Audit énergétique : « Il faut avoir des politiques claires et lisibles » (Cinov Ingénierie) - Batiweb

Depuis sa publication au Journal Officiel le mercredi 4 mai, le décret sur l’obligation, mise en oeuvre à partir de septembre prochain, d’effectuer un audit énergétique pour la vente de logements F et G, fait parler de lui. Pour rappel, valable 5 ans, le nouvel audit devra calculer les consommations d’énergie annuelles et émissions de gaz à effet de serre, tout en proposant des travaux de rénovation énergétique performants.

La Fédération interprofessionnelle du diagnostic immobilier se dit prête et confiante. Le syndicat Cinov Ingénierie émet quelques réserves. Pourtant ce n’est pas faute de se préparer à cette évolution législative – en élaborant son propre référentiel - « depuis plusieurs années », nous assure Julien Garnier, administrateur du syndicat Cinov Ingénierie. 

Il ajoute : « On a travaillé notamment avec l’Ademe, en concertation avec tous les acteurs de la profession, et notamment l’OPQIBI et Qualibat. On sait aujourd’hui que l’audit, tel qu’il est, il a une grande valeur, on en a réalisé un grand volume. Donc nous on sait faire cet audit. L’inquiétude qu’on a, c’est de préparer la profession à sa réalisation. Ça nécessite un travail de formation et d’accompagnement. Et aujourd’hui, le gouvernement met en place des mesures en confiant cet audit aux diagnostiqueurs ».

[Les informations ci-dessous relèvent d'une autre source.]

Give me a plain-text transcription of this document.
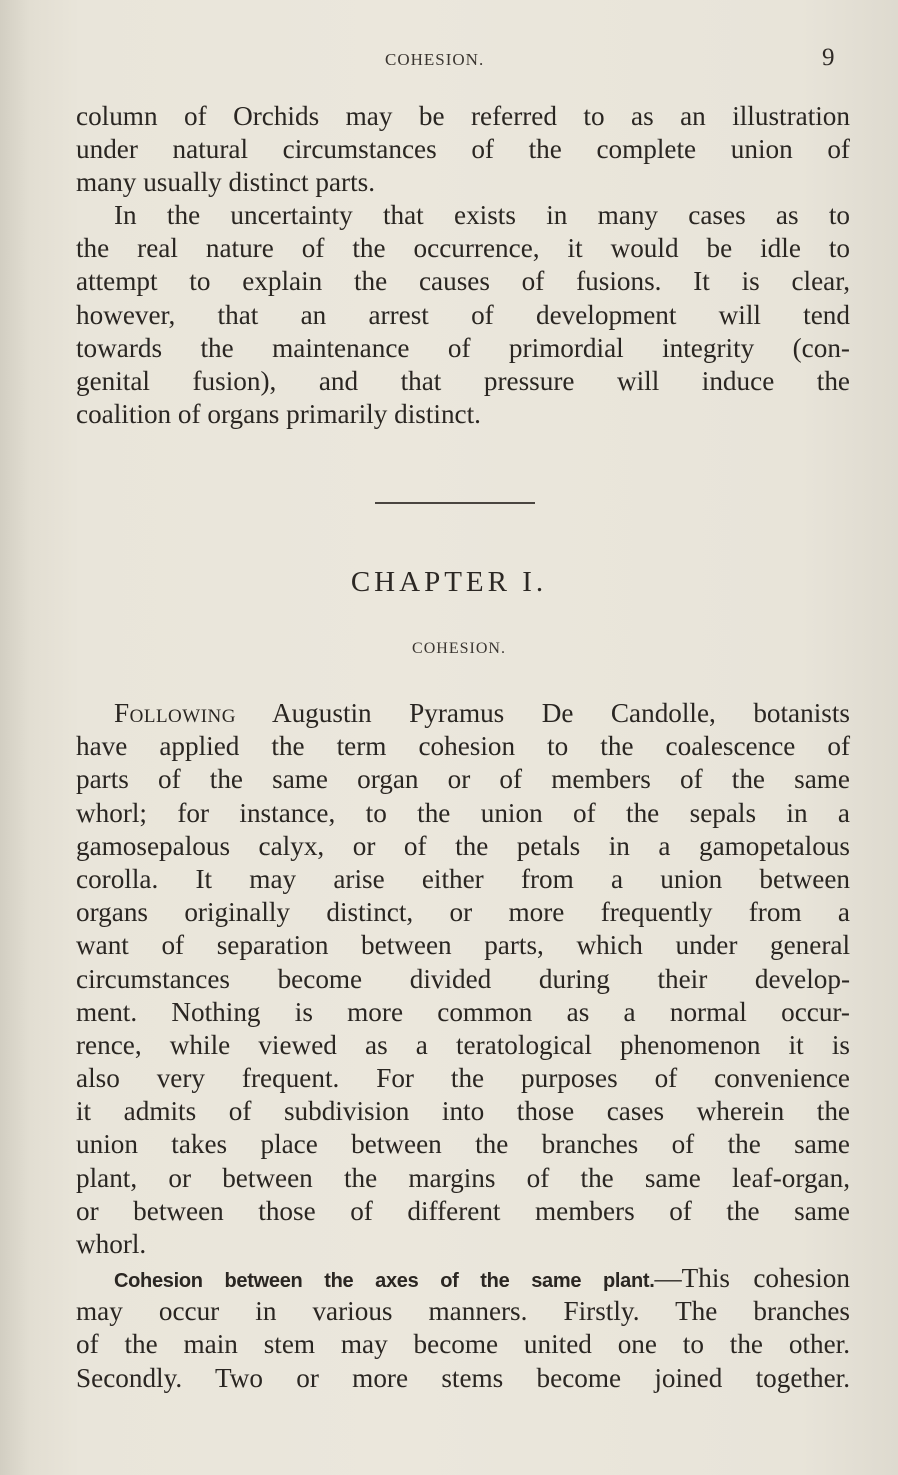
COHESION.	9
column of Orchids may be referred to as an illustration
under natural circumstances of the complete union of
many usually distinct parts.
In the uncertainty that exists in many cases as to
the real nature of the occurrence, it would be idle to
attempt to explain the causes of fusions. It is clear,
however, that an arrest of development will tend
towards the maintenance of primordial integrity (con-
genital fusion), and that pressure will induce the
coalition of organs primarily distinct.
CHAPTER I.
COHESION.
Following Augustin Pyramus De Candolle, botanists
have applied the term cohesion to the coalescence of
parts of the same organ or of members of the same
whorl; for instance, to the union of the sepals in a
gamosepalous calyx, or of the petals in a gamopetalous
corolla. It may arise either from a union between
organs originally distinct, or more frequently from a
want of separation between parts, which under general
circumstances become divided during their develop-
ment. Nothing is more common as a normal occur-
rence, while viewed as a teratological phenomenon it is
also very frequent. For the purposes of convenience
it admits of subdivision into those cases wherein the
union takes place between the branches of the same
plant, or between the margins of the same leaf-organ,
or between those of different members of the same
whorl.
Cohesion between the axes of the same plant.—This cohesion
may occur in various manners. Firstly. The branches
of the main stem may become united one to the other.
Secondly. Two or more stems become joined together.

A son échelle, le syndicat Cinov Ingénierie réunit 800 bureaux d’études qui sont qualifiés pour ces audits sur le territoire. « Si demain, il y a un marché, les bureaux d’études vont répondre au marché. Moi j’ai un bureau d’étude de 25 personnes avec quatre référents sur l’audit énergétique. Mais le marché n’est pas là. L’État n’a pas souhaité soutenir les acteurs de la profession qui font ça depuis 10 ans », s’inquiète Julien Garnier.

Ouvrir le marché de l’audit énergétique tout en accentuant la qualification 

 

Mais Julien Garnier insiste : le syndicat Cinov Ingénierie n’est pas fermée à l'idée de partager le marché de l’audit énergétique sur le territoire français. Au contraire même, plus il y a des personnes qualifiées pour effectuer cette procédure, mieux la sensibilisation des ménages à la rénovation énergétique sera. 

« Néanmoins, il y a un problème de traitement et d’équité entre les professions », observe Julien Garnier. « On ne peut pas appeler un audit énergétique, un audit qui est fait sur un certain référentiel beaucoup plus léger, et un autre audit qui est fait différemment, qui est beaucoup plus complexe, où effectivement les propositions de travail sont étayées par chiffrages. On a une faisabilité technique, puisqu’on est tous majoritairement maîtres d’œuvre. Quand on fait les prescriptions de travaux, on sait ce que l'on raconte », compare-t-il.

Une compétence qui n’est pas acquise systématiquement chez les diagnostiqueurs, mais qui peut s’obtenir par la formation à ce référentiel, proposé par le représentant des ingénieurs. Ainsi, les diagnostiqueurs seraient plus aptes à proposer ces solutions, surtout s’ils reçoivent les qualifications OPQIBI. Associées à la réglementation sur les audits énergétiques pour les grandes entreprises, ces qualifications sont divisées entre trois catégories, dont l’OPQBI 1905, reconnue « RGE Études », consacrée aux bâtiments tertiaires et habitations collectives. 

Le problème c’est que le « gouvernement veut aller très vite sur le déploiement de ces audits, sur la formation des diagnostiqueurs, sans même créer un référentiel, sans avoir créé un programme de formation, sans s’être assuré que les organismes soient aptes à répondre à la demande, sans que les logiciels ne soient prêts non plus », explique Julien Garnier.

Décalée en septembre, l’application de l’obligation d’audit énergétique pour la vente de logements F et G, ne donne pas un temps de préparation suffisant. D’autant qu’elle sera précédée d’une phase d’audits-test en juillet-août, période de vacances où peu d'ingénieurs et de diagnostiqueurs, seront peu disponibles. 

D’où l’intérêt, selon Julien Garnier et le syndicat Cinov Ingénierie, de proposer une période probatoire à cette application de l’obligation, donnant lieu à une application officielle d’ici début 2023.

Rehausser le niveau d’ambition pour la rénovation 

 

Mettre en place cette période probatoire améliorerait davantage la feuille de route de l’Etat vers une « rénovation performante en une fois et à coût maîtrisé », inscrite dans les ambitions de la Cinov Ingénierie. 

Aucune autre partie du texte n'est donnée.